Sullivan looks forward to the speech Obama plans to give tomorrow.

I would think much, much less of him if he disowned a spiritual guide because of that man’s explicable if inexcusable resort to paranoia and racial separatism and anger. And I would think much, much less of Obama if he had never opened himself to this subculture and its fears, hopes and resentments. That he has done all this – while still attempting to reform and explain it – is a remarkable achievement. Maybe America is not ready for this bridge, for these contradictions, for this complexity. But the promise of Obama is that his campaign appears poised to show that America is ready for this – and the immense healing it would bring.

And so we are suspended between the old politics and the new, between a Clinton who believes in her heart that America is not ready and may never be ready for this leap and should therefore adopt a politics that assumes the ineradicability of this gulf and the need to disguise it and play cynical defense – and an Obama who offers all of us a chance to see that sometimes authentic identity requires an element of contradiction, a bridging of the resentful, angry past and a more complex, integrated future.

He may fail; and the Clintons may be proven right. But he may also succeed – and what a mighty success that would be. These things are never easy; and we were lulled perhaps into an illusion that they could be. So now the real struggle starts. And it will not end with an Obama presidency; it ends with a shift from below that makes an Obama presidency possible.

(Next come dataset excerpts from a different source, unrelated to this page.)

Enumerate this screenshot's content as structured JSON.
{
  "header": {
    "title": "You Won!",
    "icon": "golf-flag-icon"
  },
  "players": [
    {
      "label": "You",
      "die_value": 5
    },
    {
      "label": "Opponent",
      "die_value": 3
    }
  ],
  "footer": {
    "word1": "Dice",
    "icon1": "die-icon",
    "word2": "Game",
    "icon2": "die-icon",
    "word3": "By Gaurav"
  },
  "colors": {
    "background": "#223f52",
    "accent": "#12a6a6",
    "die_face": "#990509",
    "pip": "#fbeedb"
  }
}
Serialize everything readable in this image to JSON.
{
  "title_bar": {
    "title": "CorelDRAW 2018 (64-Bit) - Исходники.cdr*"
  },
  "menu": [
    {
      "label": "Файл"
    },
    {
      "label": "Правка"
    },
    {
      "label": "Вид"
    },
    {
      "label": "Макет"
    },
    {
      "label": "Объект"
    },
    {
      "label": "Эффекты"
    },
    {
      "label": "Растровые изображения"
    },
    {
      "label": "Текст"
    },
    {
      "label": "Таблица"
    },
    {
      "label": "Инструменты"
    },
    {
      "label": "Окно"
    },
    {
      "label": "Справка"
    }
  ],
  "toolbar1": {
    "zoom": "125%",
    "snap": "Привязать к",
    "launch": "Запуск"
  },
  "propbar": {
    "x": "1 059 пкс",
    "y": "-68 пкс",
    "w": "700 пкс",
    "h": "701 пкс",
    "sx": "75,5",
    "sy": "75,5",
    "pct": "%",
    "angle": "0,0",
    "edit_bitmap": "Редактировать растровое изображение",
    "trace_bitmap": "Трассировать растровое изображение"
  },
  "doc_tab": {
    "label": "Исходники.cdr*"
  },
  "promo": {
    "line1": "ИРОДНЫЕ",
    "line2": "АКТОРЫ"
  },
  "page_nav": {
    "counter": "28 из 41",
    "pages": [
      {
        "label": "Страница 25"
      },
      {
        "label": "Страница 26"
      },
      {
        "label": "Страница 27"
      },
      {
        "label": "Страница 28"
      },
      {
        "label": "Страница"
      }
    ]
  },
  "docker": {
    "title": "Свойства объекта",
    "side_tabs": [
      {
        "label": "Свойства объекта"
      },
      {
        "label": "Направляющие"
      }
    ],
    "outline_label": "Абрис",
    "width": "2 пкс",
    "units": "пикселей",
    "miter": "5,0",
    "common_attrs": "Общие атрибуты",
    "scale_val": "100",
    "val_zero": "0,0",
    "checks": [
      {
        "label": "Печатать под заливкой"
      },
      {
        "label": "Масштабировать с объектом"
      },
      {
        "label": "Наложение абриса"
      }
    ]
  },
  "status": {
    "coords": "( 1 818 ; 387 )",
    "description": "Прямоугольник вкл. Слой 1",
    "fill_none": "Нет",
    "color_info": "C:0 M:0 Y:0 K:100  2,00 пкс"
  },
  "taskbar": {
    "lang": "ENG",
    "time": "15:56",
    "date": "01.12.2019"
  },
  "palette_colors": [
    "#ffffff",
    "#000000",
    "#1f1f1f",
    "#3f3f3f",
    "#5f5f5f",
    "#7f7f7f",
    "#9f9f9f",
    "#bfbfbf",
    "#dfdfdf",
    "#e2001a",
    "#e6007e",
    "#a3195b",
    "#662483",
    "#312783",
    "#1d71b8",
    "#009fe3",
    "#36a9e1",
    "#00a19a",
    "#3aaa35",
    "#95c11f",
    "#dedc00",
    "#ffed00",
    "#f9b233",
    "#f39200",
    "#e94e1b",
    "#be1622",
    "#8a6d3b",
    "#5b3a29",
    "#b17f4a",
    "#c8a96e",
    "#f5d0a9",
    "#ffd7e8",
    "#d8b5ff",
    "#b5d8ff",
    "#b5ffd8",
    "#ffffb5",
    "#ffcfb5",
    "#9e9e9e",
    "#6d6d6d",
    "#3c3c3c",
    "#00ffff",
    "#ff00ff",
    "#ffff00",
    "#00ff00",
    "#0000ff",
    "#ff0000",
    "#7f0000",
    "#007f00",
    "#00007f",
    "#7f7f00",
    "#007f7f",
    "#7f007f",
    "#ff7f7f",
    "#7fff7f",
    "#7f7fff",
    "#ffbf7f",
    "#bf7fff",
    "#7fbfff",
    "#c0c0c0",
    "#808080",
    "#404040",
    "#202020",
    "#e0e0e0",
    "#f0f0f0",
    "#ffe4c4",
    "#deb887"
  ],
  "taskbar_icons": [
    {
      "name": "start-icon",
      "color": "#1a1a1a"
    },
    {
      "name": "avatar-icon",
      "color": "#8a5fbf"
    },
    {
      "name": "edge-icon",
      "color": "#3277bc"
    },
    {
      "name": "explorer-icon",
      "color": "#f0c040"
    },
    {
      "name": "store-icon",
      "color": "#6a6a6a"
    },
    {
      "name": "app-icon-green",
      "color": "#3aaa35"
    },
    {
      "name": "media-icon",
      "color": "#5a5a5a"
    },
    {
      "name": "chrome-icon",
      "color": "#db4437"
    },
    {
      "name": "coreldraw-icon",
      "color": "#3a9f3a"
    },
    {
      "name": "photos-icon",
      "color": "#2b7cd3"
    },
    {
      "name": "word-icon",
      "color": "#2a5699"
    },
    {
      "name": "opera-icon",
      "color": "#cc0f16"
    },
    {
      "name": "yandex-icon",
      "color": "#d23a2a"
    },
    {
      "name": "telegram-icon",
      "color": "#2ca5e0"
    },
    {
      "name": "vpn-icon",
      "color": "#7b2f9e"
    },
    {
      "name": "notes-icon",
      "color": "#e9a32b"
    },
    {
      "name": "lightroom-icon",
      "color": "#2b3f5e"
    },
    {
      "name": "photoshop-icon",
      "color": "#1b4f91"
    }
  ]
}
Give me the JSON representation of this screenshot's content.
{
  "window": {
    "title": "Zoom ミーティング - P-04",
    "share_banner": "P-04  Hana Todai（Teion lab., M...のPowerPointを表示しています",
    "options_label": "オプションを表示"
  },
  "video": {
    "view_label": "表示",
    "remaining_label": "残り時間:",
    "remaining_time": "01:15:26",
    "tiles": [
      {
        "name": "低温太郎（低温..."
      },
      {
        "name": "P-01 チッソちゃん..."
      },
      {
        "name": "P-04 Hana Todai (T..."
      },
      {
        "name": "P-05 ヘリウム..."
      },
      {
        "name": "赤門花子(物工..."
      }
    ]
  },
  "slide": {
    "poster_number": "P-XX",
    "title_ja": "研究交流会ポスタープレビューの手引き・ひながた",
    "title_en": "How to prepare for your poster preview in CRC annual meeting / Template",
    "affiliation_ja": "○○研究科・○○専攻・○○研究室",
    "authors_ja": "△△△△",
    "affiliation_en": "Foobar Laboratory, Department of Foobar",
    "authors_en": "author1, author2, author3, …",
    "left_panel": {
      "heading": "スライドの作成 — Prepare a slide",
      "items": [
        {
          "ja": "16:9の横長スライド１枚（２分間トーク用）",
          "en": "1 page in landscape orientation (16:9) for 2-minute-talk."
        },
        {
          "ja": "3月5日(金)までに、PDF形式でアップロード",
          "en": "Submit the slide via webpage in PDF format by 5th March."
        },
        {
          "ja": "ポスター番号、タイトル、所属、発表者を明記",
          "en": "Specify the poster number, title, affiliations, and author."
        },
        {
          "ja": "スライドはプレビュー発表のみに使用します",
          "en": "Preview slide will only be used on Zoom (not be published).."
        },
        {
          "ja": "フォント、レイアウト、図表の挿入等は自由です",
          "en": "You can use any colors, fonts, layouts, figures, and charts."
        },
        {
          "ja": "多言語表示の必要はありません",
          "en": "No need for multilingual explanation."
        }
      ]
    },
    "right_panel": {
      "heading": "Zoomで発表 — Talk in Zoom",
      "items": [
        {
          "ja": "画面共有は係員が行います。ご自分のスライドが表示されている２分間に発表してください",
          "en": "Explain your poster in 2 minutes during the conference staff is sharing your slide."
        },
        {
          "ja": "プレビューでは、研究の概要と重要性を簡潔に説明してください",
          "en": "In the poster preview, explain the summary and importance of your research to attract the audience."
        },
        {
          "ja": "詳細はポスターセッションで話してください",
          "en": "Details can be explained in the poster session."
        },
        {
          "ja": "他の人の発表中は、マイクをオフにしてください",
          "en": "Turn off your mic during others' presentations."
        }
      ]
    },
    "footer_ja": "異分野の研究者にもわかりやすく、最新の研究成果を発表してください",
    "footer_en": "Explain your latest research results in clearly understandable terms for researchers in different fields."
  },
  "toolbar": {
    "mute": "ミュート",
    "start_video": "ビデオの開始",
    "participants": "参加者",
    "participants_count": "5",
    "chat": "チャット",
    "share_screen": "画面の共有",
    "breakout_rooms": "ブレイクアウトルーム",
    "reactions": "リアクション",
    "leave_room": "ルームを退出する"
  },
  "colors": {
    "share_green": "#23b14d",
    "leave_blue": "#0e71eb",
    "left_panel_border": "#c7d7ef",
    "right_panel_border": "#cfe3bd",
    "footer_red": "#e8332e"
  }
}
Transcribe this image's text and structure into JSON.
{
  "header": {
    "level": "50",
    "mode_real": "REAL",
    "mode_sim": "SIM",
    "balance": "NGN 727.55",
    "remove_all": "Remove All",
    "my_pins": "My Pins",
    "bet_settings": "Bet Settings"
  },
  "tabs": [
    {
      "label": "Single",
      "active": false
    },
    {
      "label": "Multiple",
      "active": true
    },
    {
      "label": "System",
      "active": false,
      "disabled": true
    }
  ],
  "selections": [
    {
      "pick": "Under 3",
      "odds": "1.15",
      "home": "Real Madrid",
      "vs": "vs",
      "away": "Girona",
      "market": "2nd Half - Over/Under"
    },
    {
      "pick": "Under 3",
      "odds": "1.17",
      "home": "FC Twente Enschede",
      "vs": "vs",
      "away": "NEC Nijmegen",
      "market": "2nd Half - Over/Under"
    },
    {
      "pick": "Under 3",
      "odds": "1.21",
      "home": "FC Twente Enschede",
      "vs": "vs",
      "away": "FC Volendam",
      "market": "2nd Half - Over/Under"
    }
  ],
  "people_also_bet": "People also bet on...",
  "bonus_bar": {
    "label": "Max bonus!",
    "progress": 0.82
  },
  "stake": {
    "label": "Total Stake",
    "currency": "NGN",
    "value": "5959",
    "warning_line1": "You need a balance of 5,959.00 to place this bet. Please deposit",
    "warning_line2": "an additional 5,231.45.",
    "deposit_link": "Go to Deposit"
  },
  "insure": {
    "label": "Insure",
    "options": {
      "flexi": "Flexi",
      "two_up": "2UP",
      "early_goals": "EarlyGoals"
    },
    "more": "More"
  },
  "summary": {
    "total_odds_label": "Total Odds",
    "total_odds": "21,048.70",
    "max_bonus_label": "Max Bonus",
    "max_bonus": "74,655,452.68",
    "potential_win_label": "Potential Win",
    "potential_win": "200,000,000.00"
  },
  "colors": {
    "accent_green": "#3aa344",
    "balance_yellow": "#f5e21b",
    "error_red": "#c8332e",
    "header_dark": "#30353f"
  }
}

I can’t tell you how many times I’ve disagreed with my pastors, sometimes enough to walk out on them, almost never enough to walk out on the community around them. Recently I have walked out, finally bent past breaking by a deceitful man shepherding our parish. Rev. Wright said some things worth challenging and throwing back at him, but from what I’ve read and seen he said many more things that would nourish my soul and keep me coming back if I lived in his neighborhood. I love the thought of a President who can hold such tensions in his spirit and still lead with hope and vision.